Measurement
Other Dimensions

Pursuing Pitch Diameter

Learn More About Thread Metrology.

June 2, 2014
Trans

Most threaded products such as fasteners are verified using fixed limit gages when their ability to assemble with mating parts is of primary concern. However, disputes may arise that require direct measurement of the threads. Other applications may require such measurements as part of basic quality requirements, for statistical process control, or machine setup. When “go/no-go” answers are not enough, the pitch diameter of the thread is usually the first—and most critical—element of the thread that is measured.

Two problems can be encountered when disputes are the reason for the measurements. The first is that fixed limit gages engage (or not) most elements that make up the thread while pitch diameter is only one of those elements. The second problem is that there are several instruments used to measure pitch diameter but they are different in how they do the job.

Pitch diameter is an imaginary cylinder often referred to as “simple” PD or groove diameter because it is considered an isolated element of the thread diameter. The problem in measuring it is due to there not being a distinct surface you can take a measurement from like the major diameter. The sloping flanks or sides of the thread form mean something is required for contact at the pitch line to provide an accessible surface for measurement. The tool used for this purpose is the thread measuring wire.

Thread wires are supplied in sets of three and are made to sizes specific to a given pitch of thread so they will contact on the pitch line as shown in the sketch. This enables a measurement to be taken over those wires (MOW) using a micrometer for most commercial applications as shown. A “constant” value based on the actual wire diameters is deducted from the reading obtained to arrive at the pitch diameter.

Substituting wire diameters will require a different constant to be used which means generic values from a chart are not suitable. Variations in wire size can be significant and increase the differences between methods used. For example, a diameter difference of 0.001 inch (0.0254 mm) in the wires will change the reading by 0.003 inch (0.0762 mm) because they are seating in a 60° included angle. Measurements of pitch diameter using devices that contact the thread in different ways or over a greater area of contact will not produce accurate results.

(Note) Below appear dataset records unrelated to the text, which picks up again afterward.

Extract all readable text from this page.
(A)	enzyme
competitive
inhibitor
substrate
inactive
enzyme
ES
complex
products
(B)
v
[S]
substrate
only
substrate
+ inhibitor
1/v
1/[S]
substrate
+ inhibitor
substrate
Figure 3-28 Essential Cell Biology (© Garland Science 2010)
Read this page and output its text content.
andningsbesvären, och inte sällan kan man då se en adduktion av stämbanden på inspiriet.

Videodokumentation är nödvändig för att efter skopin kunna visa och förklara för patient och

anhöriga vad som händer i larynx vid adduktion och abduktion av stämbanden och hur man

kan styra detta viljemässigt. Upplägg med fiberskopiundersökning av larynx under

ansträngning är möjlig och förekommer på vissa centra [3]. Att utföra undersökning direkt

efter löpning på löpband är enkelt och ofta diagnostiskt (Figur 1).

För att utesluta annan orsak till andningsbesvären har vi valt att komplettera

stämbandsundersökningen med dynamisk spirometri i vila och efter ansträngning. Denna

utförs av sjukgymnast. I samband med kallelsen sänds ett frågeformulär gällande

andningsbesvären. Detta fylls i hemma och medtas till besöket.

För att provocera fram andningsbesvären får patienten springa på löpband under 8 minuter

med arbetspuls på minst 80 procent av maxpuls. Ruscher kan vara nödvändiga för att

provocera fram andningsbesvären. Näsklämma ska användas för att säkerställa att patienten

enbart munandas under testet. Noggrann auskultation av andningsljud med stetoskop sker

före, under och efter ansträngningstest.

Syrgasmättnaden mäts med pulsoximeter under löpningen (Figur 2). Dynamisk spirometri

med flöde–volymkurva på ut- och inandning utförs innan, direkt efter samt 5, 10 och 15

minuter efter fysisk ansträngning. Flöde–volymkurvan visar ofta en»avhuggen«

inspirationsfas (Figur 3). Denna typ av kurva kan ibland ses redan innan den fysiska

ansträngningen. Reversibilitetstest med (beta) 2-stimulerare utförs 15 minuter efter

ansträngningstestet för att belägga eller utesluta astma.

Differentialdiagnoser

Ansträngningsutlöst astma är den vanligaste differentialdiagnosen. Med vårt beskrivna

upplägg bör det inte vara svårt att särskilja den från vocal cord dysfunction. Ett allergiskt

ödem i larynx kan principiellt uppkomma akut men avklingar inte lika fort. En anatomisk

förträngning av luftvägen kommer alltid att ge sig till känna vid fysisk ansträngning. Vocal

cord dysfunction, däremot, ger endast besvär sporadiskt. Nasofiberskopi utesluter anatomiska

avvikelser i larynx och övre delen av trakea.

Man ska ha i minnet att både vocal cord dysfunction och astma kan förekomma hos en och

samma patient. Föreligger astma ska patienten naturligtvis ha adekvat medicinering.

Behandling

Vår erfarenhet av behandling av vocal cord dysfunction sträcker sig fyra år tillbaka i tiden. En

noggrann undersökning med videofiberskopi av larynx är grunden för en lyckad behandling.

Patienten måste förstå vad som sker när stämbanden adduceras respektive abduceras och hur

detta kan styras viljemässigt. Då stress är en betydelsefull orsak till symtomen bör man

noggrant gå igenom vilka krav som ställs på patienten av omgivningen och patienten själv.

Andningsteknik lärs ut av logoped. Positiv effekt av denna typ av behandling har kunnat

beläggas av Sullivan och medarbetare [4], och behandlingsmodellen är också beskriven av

The awkward nature of this measurement has led to the development of other devices in an attempt to make it easier to perform, but there can be pitfalls in using them, especially if the pitch diameter is close to product limits. One such instrument is the trusty ‘pitch’ mike used by screw machine operators around the world. The simple version of these devices incorporates a conical spindle and a rear anvil that looks like a miniature v-block.

Pitch micrometer anvils do not measure pitch diameter as an isolated element because they contact the thread along the flanks of the form compared to thread wires that contact the form at the pitch line only. The differences in the readings can amount to several thousandths of an inch or as much as 0.1 mm or more. These discrepancies can be reduced if the micrometer is set to a calibrated thread plug gage of the same size and pitch of the thread to be measured. But if the thread form is poor, variations because of this will directly affect results.

Thread comparators that employ threaded rolls or segments as their contacts can cause the same problems, particularly if the wrong type is used. Multi-rib or “functional” rolls on these instruments engage several threads at one time so pitch errors in the product have a significant effect on the readings obtained. If you intend to use these devices for pitch diameter measurements, ask their maker to supply rolls or segments specifically for this purpose.

Optical comparators or toolmaker’s microscopes are essential for measuring thread form and may be used with overlay charts to qualify overall thread size. However, like other devices, they do not check pitch diameter as a single element and deviations can be significant.

  The “three-wire” method of measuring pitch diameter is used around the world by fixed limit gage makers or laboratories that calibrate them. In their case however, they use instruments that are more accurate than the usual micrometer, special measuring forces and work in a controlled climate facility to do so.